- Born: April 8, 1838 Cape Elizabeth, Maine, U.S.
- Died: August 31, 1892 (aged 54) Cape Elizabeth, Maine, U.S.
- Resting place: Brown's Hill Cemetery, South Portland, Maine, U.S.
- Occupation: merchant

= A. J. Cash =

Merchant in Maine (1838–1892)

Andrew Jackson Cash (April 8, 1838 – August 31, 1892) was an American merchant for whom Cash Corner, in today's South Portland, Maine, is now named.

== Life and career ==
Cash was born to Stephen Cash and Elizabeth Palmer, both natives of Cape Elizabeth, Maine.

Between 1856 and 1862, he was a "peddler of dry goods, tinware and notions," on a route that took him from Maine to New Hampshire.

He enlisted in the 25th Maine Volunteer Infantry, Company I, in 1862.

In 1864, he married Agnes Jane Moody, with whom he had two known children: Andrew Jr. (1865) and Alphonso (1868).
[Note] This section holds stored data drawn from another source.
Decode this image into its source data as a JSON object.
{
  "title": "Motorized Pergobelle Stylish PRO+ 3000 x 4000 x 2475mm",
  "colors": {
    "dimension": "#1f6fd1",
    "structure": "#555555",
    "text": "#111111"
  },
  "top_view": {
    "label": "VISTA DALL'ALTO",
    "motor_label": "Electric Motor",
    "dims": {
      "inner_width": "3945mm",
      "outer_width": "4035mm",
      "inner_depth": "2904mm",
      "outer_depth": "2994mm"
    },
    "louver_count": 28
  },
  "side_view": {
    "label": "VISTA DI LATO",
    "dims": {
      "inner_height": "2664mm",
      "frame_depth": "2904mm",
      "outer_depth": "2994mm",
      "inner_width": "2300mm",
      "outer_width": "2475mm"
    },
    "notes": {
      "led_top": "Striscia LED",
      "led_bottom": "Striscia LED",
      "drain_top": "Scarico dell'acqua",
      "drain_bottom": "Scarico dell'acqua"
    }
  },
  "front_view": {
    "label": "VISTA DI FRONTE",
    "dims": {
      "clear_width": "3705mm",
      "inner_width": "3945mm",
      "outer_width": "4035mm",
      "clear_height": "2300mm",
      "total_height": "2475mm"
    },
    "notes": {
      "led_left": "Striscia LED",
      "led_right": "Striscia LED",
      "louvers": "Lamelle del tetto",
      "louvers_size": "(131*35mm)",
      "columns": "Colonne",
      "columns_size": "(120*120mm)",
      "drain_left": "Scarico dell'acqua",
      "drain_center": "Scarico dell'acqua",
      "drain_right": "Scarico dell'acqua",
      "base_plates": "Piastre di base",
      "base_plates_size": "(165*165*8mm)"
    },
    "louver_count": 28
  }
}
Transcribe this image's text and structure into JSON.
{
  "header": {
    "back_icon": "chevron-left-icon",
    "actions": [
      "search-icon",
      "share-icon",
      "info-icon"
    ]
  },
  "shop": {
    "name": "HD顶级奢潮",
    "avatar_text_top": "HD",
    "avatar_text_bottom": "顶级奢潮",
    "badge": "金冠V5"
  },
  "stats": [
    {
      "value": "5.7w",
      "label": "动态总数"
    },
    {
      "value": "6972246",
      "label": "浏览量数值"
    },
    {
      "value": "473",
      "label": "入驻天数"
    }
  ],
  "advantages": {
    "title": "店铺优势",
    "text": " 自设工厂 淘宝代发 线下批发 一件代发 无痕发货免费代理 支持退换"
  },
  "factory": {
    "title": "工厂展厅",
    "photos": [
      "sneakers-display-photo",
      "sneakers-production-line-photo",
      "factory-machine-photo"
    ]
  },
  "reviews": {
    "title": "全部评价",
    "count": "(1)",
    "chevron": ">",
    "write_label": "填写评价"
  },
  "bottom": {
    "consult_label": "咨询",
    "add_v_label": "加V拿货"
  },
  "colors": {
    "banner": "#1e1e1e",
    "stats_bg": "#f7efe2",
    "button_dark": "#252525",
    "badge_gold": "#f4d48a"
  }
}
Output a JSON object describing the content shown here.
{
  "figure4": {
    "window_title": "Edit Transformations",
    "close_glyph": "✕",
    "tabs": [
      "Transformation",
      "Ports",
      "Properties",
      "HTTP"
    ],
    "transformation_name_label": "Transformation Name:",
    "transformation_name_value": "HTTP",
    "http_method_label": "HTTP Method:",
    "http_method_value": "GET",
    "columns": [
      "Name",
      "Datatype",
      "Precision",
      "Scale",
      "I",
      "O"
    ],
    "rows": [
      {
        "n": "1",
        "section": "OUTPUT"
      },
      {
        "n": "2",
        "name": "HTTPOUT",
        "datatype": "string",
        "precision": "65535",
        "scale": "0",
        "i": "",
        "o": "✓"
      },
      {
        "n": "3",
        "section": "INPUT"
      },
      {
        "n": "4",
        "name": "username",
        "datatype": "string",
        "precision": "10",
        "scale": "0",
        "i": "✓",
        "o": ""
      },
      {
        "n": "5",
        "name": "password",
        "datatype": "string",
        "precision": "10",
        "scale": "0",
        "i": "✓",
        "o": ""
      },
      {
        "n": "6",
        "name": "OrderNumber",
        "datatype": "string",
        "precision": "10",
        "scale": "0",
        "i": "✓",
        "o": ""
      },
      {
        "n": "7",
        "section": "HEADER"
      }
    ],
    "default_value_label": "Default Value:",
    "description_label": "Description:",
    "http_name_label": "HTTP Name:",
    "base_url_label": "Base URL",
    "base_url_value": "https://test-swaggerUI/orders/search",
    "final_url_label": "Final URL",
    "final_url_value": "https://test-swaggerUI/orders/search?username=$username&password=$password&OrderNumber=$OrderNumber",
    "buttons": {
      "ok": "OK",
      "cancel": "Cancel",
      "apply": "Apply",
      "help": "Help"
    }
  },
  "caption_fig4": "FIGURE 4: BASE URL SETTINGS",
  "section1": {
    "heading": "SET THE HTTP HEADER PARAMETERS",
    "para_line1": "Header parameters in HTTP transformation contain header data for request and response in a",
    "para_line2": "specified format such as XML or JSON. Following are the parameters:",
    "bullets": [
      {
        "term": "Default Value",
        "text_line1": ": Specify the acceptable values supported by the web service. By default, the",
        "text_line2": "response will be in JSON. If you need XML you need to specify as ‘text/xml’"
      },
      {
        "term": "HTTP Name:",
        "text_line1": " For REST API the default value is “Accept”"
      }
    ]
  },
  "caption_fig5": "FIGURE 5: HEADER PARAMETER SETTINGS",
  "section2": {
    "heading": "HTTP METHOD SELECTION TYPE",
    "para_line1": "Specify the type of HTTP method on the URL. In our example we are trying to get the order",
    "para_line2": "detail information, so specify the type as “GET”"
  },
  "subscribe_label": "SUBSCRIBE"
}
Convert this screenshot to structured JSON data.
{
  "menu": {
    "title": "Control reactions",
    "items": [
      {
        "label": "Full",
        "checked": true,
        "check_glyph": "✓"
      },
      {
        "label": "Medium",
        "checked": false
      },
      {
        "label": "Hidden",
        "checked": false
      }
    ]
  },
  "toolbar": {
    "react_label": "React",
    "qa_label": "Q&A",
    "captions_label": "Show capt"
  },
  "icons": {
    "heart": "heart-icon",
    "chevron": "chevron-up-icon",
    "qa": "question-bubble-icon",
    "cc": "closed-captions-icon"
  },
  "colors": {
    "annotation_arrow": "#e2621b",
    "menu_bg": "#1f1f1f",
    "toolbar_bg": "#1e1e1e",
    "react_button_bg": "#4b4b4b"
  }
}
The same year, he was working in the Portland glass works, a role in which he continued until 1873. He returned to being a peddler for the next nine years.

In 1882, aged 44, he became a grocer at Cash Corner, in today's South Portland, Maine, which is named for him and his brother, fellow merchant George Washington Cash.

== Death ==
Cash died in 1892, aged 54. He was interred in Brown's Hill Cemetery in South Portland. His wife survived him by 41 years, and was buried beside him in 1933.